La Deutsche Zollverein entre 1834 et 1919
bleu = membres fondateurs
vert = adhésion jusqu’en 1866
jaune = adhésion postérieure
rouge = frontière de la confédération germanique en 1828
rose = déplacement de la frontière après 1834 —–>

« (…) De Magdebourg, je gagnai Preussisch-Münde et voulais passer jusqu’à Hannover-Münde, mais n’y parviens pas (…). Tout principicule (1), et Dieu sait s’ils sont nombreux, avait son propre poste-frontière et sa monnaie propre. Il m’est arrivé de devoir en un seul jour changer trois fois mon argent, et chaque fois à perte. À peine avait-on fait un mille, qu’on tombait sur la barrière d’octroi et qu’on entendait : Qui est-ce qui lui a permis de venir comme ça dans notre principauté (ou duché) ; montre ton passeport ! Alors on vous gribouillait quelque chose sur le passeport, et bien souvent on se voyait vidé des lieux (…).

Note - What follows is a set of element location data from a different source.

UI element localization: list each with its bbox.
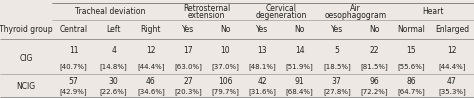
- Text: oesophagogram: oesophagogram: [324, 11, 386, 20]
- Text: [35.3%]: [35.3%]: [438, 89, 466, 95]
- Text: 96: 96: [369, 77, 379, 86]
- Text: 106: 106: [218, 77, 232, 86]
- Text: [51.9%]: [51.9%]: [286, 63, 313, 70]
- Text: 11: 11: [69, 46, 78, 55]
- Text: Cervical: Cervical: [265, 4, 296, 13]
- Text: 15: 15: [406, 46, 416, 55]
- Text: Tracheal deviation: Tracheal deviation: [75, 7, 146, 16]
- Text: Left: Left: [106, 25, 121, 34]
- Text: extension: extension: [188, 11, 225, 20]
- Text: Enlarged: Enlarged: [435, 25, 469, 34]
- Text: [63.0%]: [63.0%]: [174, 63, 202, 70]
- Text: [27.8%]: [27.8%]: [323, 89, 351, 95]
- Text: [40.7%]: [40.7%]: [60, 63, 87, 70]
- Text: NCIG: NCIG: [17, 82, 36, 91]
- Text: [79.7%]: [79.7%]: [211, 89, 239, 95]
- Text: 10: 10: [220, 46, 230, 55]
- Text: [48.1%]: [48.1%]: [248, 63, 276, 70]
- Text: CIG: CIG: [19, 54, 33, 63]
- Text: 42: 42: [257, 77, 267, 86]
- Text: Retrosternal: Retrosternal: [183, 4, 230, 13]
- Text: 22: 22: [369, 46, 379, 55]
- Text: [68.4%]: [68.4%]: [286, 89, 313, 95]
- Text: [55.6%]: [55.6%]: [397, 63, 425, 70]
- Text: 91: 91: [295, 77, 304, 86]
- Text: Yes: Yes: [182, 25, 194, 34]
- Text: Central: Central: [59, 25, 88, 34]
- Text: Yes: Yes: [331, 25, 343, 34]
- Text: Thyroid group: Thyroid group: [0, 25, 53, 34]
- Text: 13: 13: [257, 46, 267, 55]
- Text: 46: 46: [146, 77, 155, 86]
- Text: Air: Air: [350, 4, 361, 13]
- Text: No: No: [369, 25, 379, 34]
- Text: Yes: Yes: [256, 25, 268, 34]
- Text: Heart: Heart: [422, 7, 444, 16]
- Text: 12: 12: [146, 46, 155, 55]
- Text: [18.5%]: [18.5%]: [323, 63, 351, 70]
- Text: degeneration: degeneration: [255, 11, 307, 20]
- Text: 12: 12: [447, 46, 456, 55]
- Text: Normal: Normal: [397, 25, 425, 34]
- Text: No: No: [220, 25, 230, 34]
- Text: 14: 14: [295, 46, 304, 55]
- Text: 17: 17: [183, 46, 193, 55]
- Text: 47: 47: [447, 77, 457, 86]
- Text: [72.2%]: [72.2%]: [360, 89, 388, 95]
- Text: Right: Right: [141, 25, 161, 34]
- Text: [34.6%]: [34.6%]: [137, 89, 164, 95]
- Text: No: No: [294, 25, 305, 34]
- Text: [37.0%]: [37.0%]: [211, 63, 239, 70]
- Text: [22.6%]: [22.6%]: [100, 89, 128, 95]
- Text: 27: 27: [183, 77, 193, 86]
- Text: 57: 57: [69, 77, 78, 86]
- Text: [14.8%]: [14.8%]: [100, 63, 128, 70]
- Text: [20.3%]: [20.3%]: [174, 89, 202, 95]
- Text: [81.5%]: [81.5%]: [360, 63, 388, 70]
- Text: 37: 37: [332, 77, 342, 86]
- Text: [64.7%]: [64.7%]: [397, 89, 425, 95]
- Text: 86: 86: [406, 77, 416, 86]
- Text: [44.4%]: [44.4%]: [438, 63, 465, 70]
- Text: 5: 5: [334, 46, 339, 55]
- Text: [44.4%]: [44.4%]: [137, 63, 164, 70]
- Text: [42.9%]: [42.9%]: [60, 89, 87, 95]
- Text: [31.6%]: [31.6%]: [248, 89, 276, 95]
- Text: 30: 30: [109, 77, 118, 86]
- Text: 4: 4: [111, 46, 116, 55]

Donc je voulais, puisque j’avais échoué du côté hanovrien pour gagner Hambourg, tenter ma chance du côté du Mecklembourg. Je me rendis à Reibnitz et passai la frontière ; j’avais parcouru déjà deux milles en territoire mecklembourgeois, lorsqu’il me fallut à la nuit consigner mon passeport au maire du village, sans quoi personne n’aurait pu m’héberger ; mais le maire m’a proprement tancé pour l’audace que j’avais de pénétrer dans cet État sans autorisation. Il me remit un billet de logement pour un paysan chez qui je pus passer la nuit et le lendemain matin je fus refoulé de l’autre côté de la frontière (…).

Entre Lindow et Liebenwald, il y avait une auberge sur la route ; il faisait très chaud et j’y entrai pour boire un verre de bière. Dans la salle, un voyageur de mise cossue faisait les cent pas. (…) Il s’approcha de moi, me tendit la main et me demanda en dialecte haut-rhénan :  » L’ami, où vas-tu comme ça ?  » – Je lui dis que je voulais aller à Hambourg, mais qu’au vu de mon passeport prussien, je me faisais repousser à toutes les frontières. Il sourit avec compassion et dit :  » Notre gouvernement est sûrement meilleur, nous pouvons voyager où nous voulons.  » –  » Sous quel gouvernement êtes-vous ?  » demandai-je alors. –  » Sous le gouvernement français, répondit-il ; puis il ajouta : J’habite à Strasbourg sur le Rhin. « . (…)  »

1) Petit prince, souverain d’un très petit État (sens très péjoratif).

Carl SCHOLL, « Souvenirs de la vie d’un vieil artisan de Memel », rapportés par Jacques DROZ, « Histoire de l’Allemagne. 1. La Formation de l’unité allemande 1789-1871 ». Paris, Hatier, 1970.